I envisage a nice bloke in a cubicle – a developer – with a button down collar under a smart sweater, playing golf this evening with his equally boring colleagues. He doesn’t drink, but he may snort a cheeky line or two at the weekend. Only MDMA. I see him trying to anticipate my needs, devising a shuffle algorithm which watches my choices to see what I’d like to hear next. He’s just being nice.

It’s just played a song I was talking about the other day. I had my phone with me at the time – I always have my phone with me; what a stupid thing to say. Is it listening to what I’m saying? Is it some plan to better provide what I am looking for? Is it some form of benevolent surveillance? Or is it just a sodding coincidence? I want to know that I know the difference, but paranoia is too easy.

Is the play queue the same regardless of whether I am observing it? I suppose that’s my question. I have a variety of music playing options, and they all have shuffle modes. I look at each of them, and they all have a play queue option, scrolling out to infinity, as if the whole shuffled playlist has been mapped out already. I unshufffle, and reshuffle, and the play queue is completely different now.

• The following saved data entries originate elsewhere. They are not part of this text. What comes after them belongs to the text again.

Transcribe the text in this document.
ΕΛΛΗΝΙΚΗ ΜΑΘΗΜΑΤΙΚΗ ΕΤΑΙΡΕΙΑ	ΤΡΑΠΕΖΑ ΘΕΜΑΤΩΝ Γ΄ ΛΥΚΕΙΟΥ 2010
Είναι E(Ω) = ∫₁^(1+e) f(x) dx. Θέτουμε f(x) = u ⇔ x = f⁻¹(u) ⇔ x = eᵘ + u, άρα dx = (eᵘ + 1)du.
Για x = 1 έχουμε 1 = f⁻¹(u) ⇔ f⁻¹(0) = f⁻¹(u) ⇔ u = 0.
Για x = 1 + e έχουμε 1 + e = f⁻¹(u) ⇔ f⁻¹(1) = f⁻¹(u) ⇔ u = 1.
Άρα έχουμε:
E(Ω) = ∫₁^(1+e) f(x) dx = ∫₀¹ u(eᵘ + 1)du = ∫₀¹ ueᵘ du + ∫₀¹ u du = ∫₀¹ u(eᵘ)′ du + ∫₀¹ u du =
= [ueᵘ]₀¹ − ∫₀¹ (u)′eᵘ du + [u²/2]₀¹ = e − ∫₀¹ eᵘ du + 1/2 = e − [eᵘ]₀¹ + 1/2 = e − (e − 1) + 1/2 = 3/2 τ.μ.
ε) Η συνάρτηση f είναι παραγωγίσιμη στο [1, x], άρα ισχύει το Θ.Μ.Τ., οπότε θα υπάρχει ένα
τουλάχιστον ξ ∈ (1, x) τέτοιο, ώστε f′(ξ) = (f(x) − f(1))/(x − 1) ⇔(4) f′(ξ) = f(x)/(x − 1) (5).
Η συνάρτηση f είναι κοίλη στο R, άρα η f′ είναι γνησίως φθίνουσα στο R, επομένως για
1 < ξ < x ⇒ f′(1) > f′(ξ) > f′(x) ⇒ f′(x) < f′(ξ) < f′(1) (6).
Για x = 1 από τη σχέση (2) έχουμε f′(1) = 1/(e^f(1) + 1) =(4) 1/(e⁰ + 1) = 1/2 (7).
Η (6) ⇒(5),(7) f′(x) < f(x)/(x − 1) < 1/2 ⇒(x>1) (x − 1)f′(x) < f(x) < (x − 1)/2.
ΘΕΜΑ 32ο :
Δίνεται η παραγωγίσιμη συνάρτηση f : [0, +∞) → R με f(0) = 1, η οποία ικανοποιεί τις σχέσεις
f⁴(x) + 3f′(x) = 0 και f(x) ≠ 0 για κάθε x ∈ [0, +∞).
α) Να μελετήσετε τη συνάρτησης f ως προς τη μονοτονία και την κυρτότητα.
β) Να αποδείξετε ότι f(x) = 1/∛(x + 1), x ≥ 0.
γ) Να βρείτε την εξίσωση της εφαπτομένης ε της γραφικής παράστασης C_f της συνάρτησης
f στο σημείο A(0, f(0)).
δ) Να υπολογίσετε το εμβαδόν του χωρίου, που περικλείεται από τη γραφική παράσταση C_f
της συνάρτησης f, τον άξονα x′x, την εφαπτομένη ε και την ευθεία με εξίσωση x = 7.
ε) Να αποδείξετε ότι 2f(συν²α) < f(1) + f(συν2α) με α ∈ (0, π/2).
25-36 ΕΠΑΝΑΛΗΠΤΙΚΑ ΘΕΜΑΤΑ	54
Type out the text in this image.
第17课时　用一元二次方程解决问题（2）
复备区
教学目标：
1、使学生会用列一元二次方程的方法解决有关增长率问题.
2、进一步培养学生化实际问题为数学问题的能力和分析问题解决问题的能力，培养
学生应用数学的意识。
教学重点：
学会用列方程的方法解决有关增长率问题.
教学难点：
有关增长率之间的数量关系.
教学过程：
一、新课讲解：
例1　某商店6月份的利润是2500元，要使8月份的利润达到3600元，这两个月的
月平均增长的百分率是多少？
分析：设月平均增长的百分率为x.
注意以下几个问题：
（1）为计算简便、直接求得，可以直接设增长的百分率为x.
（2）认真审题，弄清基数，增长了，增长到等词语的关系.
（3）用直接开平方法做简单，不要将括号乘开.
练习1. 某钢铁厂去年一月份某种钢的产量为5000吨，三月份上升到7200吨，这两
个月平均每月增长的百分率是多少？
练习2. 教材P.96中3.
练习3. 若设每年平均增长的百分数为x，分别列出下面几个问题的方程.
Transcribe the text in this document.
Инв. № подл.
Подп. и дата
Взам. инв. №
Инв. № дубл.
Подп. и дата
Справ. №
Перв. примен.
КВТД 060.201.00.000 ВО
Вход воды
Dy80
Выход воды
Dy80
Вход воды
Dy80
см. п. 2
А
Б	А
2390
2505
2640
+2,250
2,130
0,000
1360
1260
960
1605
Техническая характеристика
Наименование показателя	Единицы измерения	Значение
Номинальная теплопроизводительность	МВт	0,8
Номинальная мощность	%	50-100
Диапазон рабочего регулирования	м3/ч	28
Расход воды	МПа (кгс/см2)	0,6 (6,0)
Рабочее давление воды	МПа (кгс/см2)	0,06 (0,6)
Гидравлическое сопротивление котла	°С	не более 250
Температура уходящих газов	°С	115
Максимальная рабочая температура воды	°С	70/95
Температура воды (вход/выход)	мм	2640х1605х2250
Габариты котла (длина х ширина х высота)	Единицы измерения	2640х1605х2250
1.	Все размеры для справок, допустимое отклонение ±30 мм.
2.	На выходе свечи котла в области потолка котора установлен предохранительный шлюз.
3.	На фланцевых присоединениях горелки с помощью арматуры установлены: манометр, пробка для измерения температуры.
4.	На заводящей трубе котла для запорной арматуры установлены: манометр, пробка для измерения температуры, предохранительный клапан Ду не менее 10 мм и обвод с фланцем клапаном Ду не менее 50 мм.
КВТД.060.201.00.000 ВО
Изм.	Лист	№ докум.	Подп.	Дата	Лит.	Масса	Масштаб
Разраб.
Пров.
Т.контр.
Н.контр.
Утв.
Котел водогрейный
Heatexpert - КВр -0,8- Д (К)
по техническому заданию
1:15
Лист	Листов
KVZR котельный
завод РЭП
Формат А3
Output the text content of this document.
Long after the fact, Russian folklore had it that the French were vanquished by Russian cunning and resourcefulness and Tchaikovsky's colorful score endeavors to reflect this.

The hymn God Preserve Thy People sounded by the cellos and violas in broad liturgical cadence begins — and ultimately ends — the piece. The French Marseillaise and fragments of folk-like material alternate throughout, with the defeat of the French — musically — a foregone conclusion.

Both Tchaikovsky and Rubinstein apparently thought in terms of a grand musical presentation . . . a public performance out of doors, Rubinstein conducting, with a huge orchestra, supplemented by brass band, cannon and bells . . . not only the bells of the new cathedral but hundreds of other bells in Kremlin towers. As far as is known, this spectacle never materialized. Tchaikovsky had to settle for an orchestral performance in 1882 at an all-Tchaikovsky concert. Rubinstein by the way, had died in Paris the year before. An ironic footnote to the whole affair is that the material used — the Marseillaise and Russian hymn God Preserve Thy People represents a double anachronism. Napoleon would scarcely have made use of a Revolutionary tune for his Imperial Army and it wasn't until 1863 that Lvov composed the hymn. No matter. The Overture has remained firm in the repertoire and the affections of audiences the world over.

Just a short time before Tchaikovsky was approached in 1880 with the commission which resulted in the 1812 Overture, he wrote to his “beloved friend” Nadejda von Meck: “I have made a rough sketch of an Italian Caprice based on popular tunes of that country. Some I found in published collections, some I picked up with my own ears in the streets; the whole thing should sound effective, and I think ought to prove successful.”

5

This should reassure me, but it doesn’t. The play queue is a closed box when I am not looking in to it; it is both static and dynamic; it is both set in stone and liable to change to suit my needs;  the cat is both dead and alive. It is none of these things, but my mind can fill any gap with paranoia of any density in order to fulfil an ongoing narrative. I can see that it is fixed, but I cannot accept its truth.

The corporations which make money from my existence seem to want to observe every transaction in every other sphere of my existence. Why should it be any different here? They can make my user experience more atuned if they pay attention to my preferences. Everyone is doing it, so why would they miss an opportunity to improve their product. It makes no sense that they would do that.

However I cannot accept that such a complex algorithm exists. To the rational side of my brain, if such a thing should ever truly exist, they have a simple algorithm which completely randomises the entire playlist, then stores that as the play queue, and just plays it. Random is always far more, and far less, random than we would like: there is always repetition, whether we trust that or not.

My own random choices generator – my daughter – has glitches too. She runs out of ideas and starts naming things around her. The curtains, for instance, or a dog. Then madness ensues as order breaks down. With a shuffled playlist the worst that can happen is that three Incubus songs in a row can be played. Last night I had it playing alphabetically, and I didn’t even notice. My brain isn’t perfect.

The way I think I know it is random is in its repetitions. If I have the exact same playlist for too long I notice the same set of songs coming up frequently. It’s a limit of the randomisation. As soon as I add or remove a song from the playlist, that is broken, and I am listening to a different set of songs which now come up frequently. Randomisation as a function of length, perhaps. It happens rather a lot.

I don’t doubt that the notion of filtering, sorting and ordering my playlist to better suit my mood isn’t one day going to be a clear cut certainty, and that’s fine with me. It’s progress. If I don’t find myself enjoying it I will find some kind of tweaky workaround, which will make me feel like I have some control over the degree of randomisation. I won’t, but I’ll be happy with the compromise.

However, this encroachment of tailored options is one of many reasons why some people are convinced we are entering the coming of the end times, and the machines will be our overlords. They may have watched too much science fiction, and I too little, but they are convinced that the AIs which govern marketing and advertising are the devil, and that they will create a whole generation of robots which will enslave the whole of humanity to convert our drudgery in to their profit.

I’m not saying it will never happen, but I tend to take a much greyer, blander view of life: we will all continue to be exploited and companies will continue to earn their bucks from our attention. It’s just going to get harder to spot whether we are finding new stuff, or whether it’s all being chosen for us.